Dilmas Debakel spaltet Brasilien
Von Walter Friedl
Als Sonntagnacht um 23.07 Uhr Ortszeit der 342. Abgeordnete für das Amtsenthebungsverfahren gegen die brasilianische Präsidentin Dilma Rousseff stimmte und damit die nötige Zweidrittelmehrheit erreicht war, brach in der Parlamentskammer frenetischer Jubel aus. Rousseffs Rivalen fielen einander um den Hals. Andere Mandatare schwangen die Brasilienflagge und sangen Schlachtgesänge wie auf Fußballplätzen.
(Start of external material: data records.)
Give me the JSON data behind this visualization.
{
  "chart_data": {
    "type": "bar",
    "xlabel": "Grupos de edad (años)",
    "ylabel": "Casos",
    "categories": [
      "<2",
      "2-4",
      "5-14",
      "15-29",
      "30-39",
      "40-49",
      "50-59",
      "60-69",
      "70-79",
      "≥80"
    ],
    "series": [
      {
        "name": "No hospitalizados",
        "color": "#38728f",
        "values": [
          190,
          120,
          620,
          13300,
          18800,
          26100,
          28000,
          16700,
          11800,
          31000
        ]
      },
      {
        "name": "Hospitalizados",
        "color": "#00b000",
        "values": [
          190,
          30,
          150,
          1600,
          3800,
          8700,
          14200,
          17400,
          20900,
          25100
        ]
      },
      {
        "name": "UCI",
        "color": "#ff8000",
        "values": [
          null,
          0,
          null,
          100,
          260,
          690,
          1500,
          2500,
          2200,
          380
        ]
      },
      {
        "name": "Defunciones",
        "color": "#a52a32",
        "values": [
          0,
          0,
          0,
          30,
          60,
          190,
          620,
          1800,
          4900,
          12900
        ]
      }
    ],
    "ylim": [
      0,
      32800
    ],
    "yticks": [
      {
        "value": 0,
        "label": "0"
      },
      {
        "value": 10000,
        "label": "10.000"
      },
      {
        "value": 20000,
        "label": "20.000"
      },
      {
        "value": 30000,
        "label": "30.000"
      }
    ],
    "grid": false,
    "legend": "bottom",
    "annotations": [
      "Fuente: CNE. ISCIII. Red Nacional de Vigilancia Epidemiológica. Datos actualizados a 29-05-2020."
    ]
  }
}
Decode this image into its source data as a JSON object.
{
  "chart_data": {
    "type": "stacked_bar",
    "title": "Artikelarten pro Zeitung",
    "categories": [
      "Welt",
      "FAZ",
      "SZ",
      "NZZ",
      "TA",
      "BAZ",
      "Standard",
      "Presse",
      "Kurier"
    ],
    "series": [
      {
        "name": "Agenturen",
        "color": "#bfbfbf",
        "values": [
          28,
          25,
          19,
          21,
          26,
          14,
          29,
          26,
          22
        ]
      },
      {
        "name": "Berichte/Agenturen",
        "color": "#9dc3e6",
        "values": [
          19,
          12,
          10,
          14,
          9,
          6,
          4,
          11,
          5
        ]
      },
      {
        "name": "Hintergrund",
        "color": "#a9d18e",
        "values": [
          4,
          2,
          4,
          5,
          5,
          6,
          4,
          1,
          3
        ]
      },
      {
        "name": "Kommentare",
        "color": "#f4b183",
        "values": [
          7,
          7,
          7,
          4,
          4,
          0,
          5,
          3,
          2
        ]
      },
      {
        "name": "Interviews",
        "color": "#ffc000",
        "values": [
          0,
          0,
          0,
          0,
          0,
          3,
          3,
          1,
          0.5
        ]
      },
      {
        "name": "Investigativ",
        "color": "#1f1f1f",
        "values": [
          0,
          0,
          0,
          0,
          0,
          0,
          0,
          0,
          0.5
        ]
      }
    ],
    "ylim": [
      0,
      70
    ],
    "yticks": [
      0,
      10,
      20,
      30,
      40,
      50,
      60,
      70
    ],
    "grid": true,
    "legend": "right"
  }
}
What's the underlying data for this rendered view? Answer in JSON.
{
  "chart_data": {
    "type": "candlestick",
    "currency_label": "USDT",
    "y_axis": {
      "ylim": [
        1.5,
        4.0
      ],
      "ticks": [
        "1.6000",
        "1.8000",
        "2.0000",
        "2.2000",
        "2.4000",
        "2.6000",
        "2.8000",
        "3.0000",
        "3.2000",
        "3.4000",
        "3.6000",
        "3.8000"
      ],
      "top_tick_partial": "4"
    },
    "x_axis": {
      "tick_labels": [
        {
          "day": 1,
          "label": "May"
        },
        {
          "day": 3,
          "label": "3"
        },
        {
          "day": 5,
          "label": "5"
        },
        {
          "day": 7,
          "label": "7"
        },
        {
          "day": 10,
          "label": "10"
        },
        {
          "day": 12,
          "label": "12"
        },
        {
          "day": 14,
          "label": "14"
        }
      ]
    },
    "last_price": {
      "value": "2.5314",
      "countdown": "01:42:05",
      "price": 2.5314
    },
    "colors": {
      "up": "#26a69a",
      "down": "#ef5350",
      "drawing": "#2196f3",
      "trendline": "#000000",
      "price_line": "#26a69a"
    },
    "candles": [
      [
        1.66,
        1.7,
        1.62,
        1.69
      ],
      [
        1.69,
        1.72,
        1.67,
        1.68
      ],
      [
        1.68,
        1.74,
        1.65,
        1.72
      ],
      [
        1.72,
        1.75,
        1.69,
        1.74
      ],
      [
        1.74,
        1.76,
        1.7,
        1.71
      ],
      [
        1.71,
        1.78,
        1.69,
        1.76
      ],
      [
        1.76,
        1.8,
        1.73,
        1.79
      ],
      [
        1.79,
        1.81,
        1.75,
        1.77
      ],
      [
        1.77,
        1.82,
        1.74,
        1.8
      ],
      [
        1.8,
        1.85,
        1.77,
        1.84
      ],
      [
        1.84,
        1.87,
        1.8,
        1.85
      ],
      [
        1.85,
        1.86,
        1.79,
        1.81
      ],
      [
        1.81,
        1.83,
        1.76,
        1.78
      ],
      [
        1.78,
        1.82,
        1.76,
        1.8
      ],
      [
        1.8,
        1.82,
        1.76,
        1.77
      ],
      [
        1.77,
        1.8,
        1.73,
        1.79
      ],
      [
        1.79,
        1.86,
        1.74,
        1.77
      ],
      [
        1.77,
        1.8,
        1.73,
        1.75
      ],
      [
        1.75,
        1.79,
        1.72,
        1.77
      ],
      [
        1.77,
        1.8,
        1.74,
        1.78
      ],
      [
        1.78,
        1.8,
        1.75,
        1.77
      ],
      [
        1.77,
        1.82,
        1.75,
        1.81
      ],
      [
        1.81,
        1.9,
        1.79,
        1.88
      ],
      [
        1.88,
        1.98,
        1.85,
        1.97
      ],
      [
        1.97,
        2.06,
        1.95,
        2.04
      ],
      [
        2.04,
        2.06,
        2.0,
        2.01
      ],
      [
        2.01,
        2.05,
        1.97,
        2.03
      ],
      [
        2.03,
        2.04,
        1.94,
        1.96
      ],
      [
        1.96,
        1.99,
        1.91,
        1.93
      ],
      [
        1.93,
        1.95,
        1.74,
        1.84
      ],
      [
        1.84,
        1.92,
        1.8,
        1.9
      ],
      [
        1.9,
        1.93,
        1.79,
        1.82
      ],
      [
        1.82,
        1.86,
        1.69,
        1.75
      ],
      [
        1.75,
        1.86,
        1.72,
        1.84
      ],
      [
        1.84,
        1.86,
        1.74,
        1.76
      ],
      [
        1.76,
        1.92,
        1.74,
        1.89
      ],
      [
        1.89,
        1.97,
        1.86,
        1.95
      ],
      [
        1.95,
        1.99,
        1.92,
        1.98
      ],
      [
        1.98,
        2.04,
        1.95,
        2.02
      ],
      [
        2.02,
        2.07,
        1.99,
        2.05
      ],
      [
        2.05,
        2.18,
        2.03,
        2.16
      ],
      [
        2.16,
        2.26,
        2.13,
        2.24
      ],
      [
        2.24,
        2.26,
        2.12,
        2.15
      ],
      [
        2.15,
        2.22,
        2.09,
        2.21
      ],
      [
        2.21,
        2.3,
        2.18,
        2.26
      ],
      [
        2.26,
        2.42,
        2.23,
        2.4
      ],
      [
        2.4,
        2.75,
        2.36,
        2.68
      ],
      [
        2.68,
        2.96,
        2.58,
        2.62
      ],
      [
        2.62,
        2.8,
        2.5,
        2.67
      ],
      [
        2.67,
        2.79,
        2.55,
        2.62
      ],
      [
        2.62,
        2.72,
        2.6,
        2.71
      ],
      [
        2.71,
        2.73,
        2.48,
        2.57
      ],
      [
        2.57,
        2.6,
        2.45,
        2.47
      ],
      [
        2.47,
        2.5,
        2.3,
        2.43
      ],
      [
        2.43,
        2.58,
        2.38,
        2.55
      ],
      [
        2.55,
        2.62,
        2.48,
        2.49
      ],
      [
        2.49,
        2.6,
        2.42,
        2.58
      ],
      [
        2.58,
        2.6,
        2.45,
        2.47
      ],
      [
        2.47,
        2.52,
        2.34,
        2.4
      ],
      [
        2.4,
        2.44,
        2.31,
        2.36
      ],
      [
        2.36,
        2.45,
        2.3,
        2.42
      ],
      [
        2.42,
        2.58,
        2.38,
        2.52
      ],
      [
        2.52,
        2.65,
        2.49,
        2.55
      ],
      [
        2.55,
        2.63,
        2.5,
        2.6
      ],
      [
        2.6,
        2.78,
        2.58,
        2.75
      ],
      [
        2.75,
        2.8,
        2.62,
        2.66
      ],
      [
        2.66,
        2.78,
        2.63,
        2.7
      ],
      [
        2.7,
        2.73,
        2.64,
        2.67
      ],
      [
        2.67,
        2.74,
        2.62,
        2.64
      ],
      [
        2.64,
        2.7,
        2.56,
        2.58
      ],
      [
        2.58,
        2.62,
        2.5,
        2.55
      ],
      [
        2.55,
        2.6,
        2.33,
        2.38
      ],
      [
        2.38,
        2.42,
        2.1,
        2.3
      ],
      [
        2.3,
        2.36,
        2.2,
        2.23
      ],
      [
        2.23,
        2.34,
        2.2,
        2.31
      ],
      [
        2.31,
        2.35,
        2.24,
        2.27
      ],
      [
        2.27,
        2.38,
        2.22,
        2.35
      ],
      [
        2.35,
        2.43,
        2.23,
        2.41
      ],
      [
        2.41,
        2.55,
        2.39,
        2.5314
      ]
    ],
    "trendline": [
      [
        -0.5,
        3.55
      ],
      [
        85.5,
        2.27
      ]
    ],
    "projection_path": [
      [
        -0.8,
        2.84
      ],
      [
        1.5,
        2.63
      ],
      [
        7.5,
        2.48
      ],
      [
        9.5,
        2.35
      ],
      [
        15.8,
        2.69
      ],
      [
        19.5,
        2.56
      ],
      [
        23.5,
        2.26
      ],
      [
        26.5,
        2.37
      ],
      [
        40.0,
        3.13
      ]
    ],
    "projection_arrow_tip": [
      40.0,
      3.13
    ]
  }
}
Auch in zahlreichen Städten ließen die Gegner der Staatschefin von der linken Arbeiterpartei (PT) – alleine in São Paulo waren es mehr als 300.000 – ihrer Freude über Rousseffs Debakel freien Lauf. Während die Anhänger der aktuellen Regierung ihre Wunden leckten. Damit verschärft sich die Krise wenige Monate vor Beginn der Olympischen Spiele Anfang August dramatisch.
Neubeginn oder Schlag
"Heute ist ein großer Tag für Brasilien. Es wurde ein Neubeginn gesetzt: Gegen Korruption, für eine bessere Zukunft", sagte die 24-jährige Studentin Iris auf der Kundgebung auf der Copacabana in Rio de Janeiro. Auf ihre Wangen hatte sie die Nationalfarben gelb-grün aufgemalt. "Das war ein Schlag gegen unsere Demokratie, ein Putsch der Rechten, gegen den wir uns wehren", formulierte dagegen der 73-jährige Bauer Amelio Pagio. Der ehemalige PT-Gemeinderat von Itanhem im Süden des Bundesstaates Bahia profitierte wie viele kleine Landwirte und Arbeiter von den Reformen nach der Machtübernahme der Arbeiterpartei vor 14 Jahren.
Senat am Zug
Jetzt freilich könnten die Tage der Herrschaft der Arbeiterpartei gezählt sein. Nach dem Votum im Abgeordnetenhaus, das bei namentlicher Abstimmung mehr als fünf Stunden lang dauerte und live im Fernsehen übertragen wurde, ist der Senat am Zug. Sollten die 81 Volksvertreter Mitte Mai ebenso zur Meinung gelangen (es reicht eine einfache Mehrheit), dass Staatschefin Dilma Rousseff im Wahlkampf 2014 die Budgetzahlen geschönt habe, ist sie für ein halbes Jahr suspendiert. Zwischenzeitlich übernähme ihr Vize Michel Temer die Amtsgeschäfte. Danach könnte die zweite Kongress-Kammer mit Zweidrittelmehrheit die endgültige Absetzung beschließen.
Countdown
Bei den vielen "Public Viewings" im ganzen Land wurde am Sonntag jede Ja- beziehungsweise Nein-Stimme lautstark bejubelt – je nach Lagerzugehörigkeit. Im Plenarsaal zählten die Abgeordneten wie zu Silvester die fehlenden Stimmen für ein Amtsenthebungsverfahren gegen Rousseff runter: tres, dois, um.
Desolate Wirtschaft
In den kurzen Statements der Rousseff-Gegner (jeder Mandatar hatte zehn Sekunden Zeit, seine Entscheidung zu begründen) ging es weniger um die vermeintlichen Verfehlungen der Präsidentin, sondern um den riesigen Korruptionsskandal rund um den staatlichen Ölkonzern Petrobras mit Schmiergeldzahlungen an zahlreiche Politiker, in den auch die Arbeiterpartei verwickelt ist. Und um die desolate Lage des Landes: fast zehn Millionen Arbeitslose, Wirtschaftsrückgang im Vorjahr um 3,7 Prozent, dazu fast zehn Prozent Inflation und hohe Lebenshaltungskosten; die Rezession könnte sich zur schlimmsten seit den 1930er-Jahren auswachsen. Die Anhänger der Staatschefin, die nur 137 Abgeordnete hinter sich versammeln konnte, wetterten gegen den "Putsch" der Konservativen.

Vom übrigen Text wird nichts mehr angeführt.